Дыхание жесткое, в подлопаточной области ослаблено, хрипов нет. ЧДД = 18 в минуту. Живот мягкий, умеренно
болезненный в правом подреберье. Печень по Курлову 12х10х9 см. До средней трети голени умеренные отеки.
ЭхоКГ: расширение полости правого желудочка, гипокинез и акинез боковой стенки правого желудочка, парадоксальное
движение МЖП в сторону левого желудочка (выраженная объемная перегрузка правого желудочка)
Контрольные вопросы:
1. Выделите синдромы, определите ведущий
2. Объясните патогенетический механизм возникновения данного состояния
3. Сформулируйте предварительный диагноз.
4. Какие дополнительные исследования следует провести для уточнения диагноза?
5. Определите группу риска пациента (по критериям GRACE) и определите наличие показаний для инвазивной тактики.
6. Назначьте лечение с учетом тяжести состояния.
1. Синдромы
1) Острый коронарный синдром (интенсивные давящие боли за грудиной без иррадиации в покое, длительность более
2х часов; элевация ST II, III, aVF и реципроктные изменения V1-V5)
2) Сердечной недостаточности (бледные кожные покровы, набухание шейных вен, ЧСС 94, пульс 84; тоны сердца
приглушены, АД 100/70; жёсткое дыхание, в подлопаточной области ослаблено; печень 12х10х9; отёки до средней
трети голени; данные ЭХО-кг)
2. Патогенетический механизм: ОКС развивается в результате изъязвления или разрыва «нестабильной»

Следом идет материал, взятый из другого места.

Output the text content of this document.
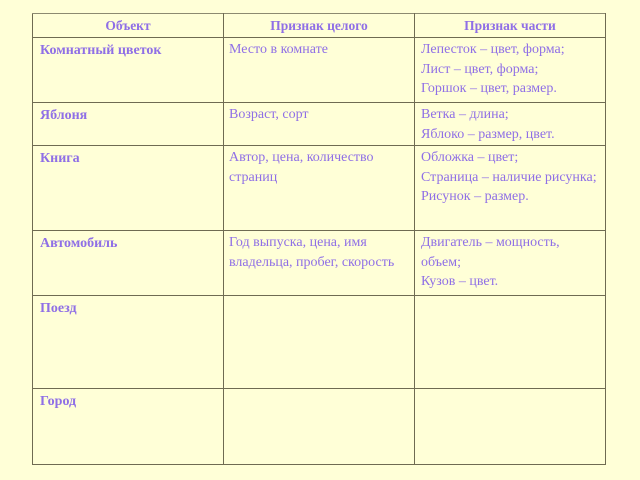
Объект	Признак целого	Признак части
Комнатный цветок	Место в комнате	Лепесток – цвет, форма;
Лист – цвет, форма;
Горшок – цвет, размер.

Яблоня	Возраст, сорт	Ветка – длина;
Яблоко – размер, цвет.

Книга	Автор, цена, количество страниц	Обложка – цвет;
Страница – наличие рисунка;
Рисунок – размер.

Автомобиль	Год выпуска, цена, имя владельца, пробег, скорость	Двигатель – мощность, объем;
Кузов – цвет.

Поезд		
Город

атеросклеротической бляшки и последующего тромбоза в области повреждения интимы. После разрыва
атеросклеротической бляшки непосредственно к тромбозу приводит цепь последовательных реакций. В зависимости от
степени перекрытия просвета сосуда тромбом кровоток в коронарной артерии прекращается полностью, что, как правило,
заканчивается развитием ИМ с зубцом Q
3. Диагноз
ИБС: ИМпST трансмуральный, с формированием Q, нижней стенки левого желудочка от 28.04.2020 острейшая стадия,
трансмуральный ИМ правого желудочка боковой стенки от 28.04.2020. Аневризма МЖП. СН IIa.
4. Диагностика
Тропонины (высокочувствительные)
КФК-МВ
ЛДГ
миоглобин
ОАК + гемоглобин
Биохимия : СРБ, , креатинин (экспресс), СКФ, АЛТ, АСТ, билирубин, глюкоза, липидограмма
5. Шкала GRACE
У данного пациента и без шкалы GRACE рекомендуется проведение КАГ в течение ближайших 120 минут от контакта
врача и пациента, т.к. ОКСпST. В рекомендациях по ОКС 2019 года указано, что для ОКСпST нет валидизированных шкал,
которые необходимы для стратификации риска.
6. Тактика
Срочная госпитализация в центр с возможностью ЧКВ
1) Морфин
Морфина гидрохлорид
Rp: Sol. Morphini hydrochloridi 0,01/ml - 1 ml №10 in amp
D.S. развести ампулу в 10 мл 0.9% NaCl, вводить по 2 мг каждые 5 минут до купирования боли. Во время
введения морфина возможны побочные эффекты в виде артериальной гипотензии (нужно будет приподнять ножной
конец кровати); выраженная брадикардия (устраняется атропином в/в 0,5-1,0 мг); тошнота, рвота (устраняется
метоклопрамидом 5-10 мг в/в); выраженное угнетение дыхания (устраняется налоксоном в/в 0,1-0,2 мг при)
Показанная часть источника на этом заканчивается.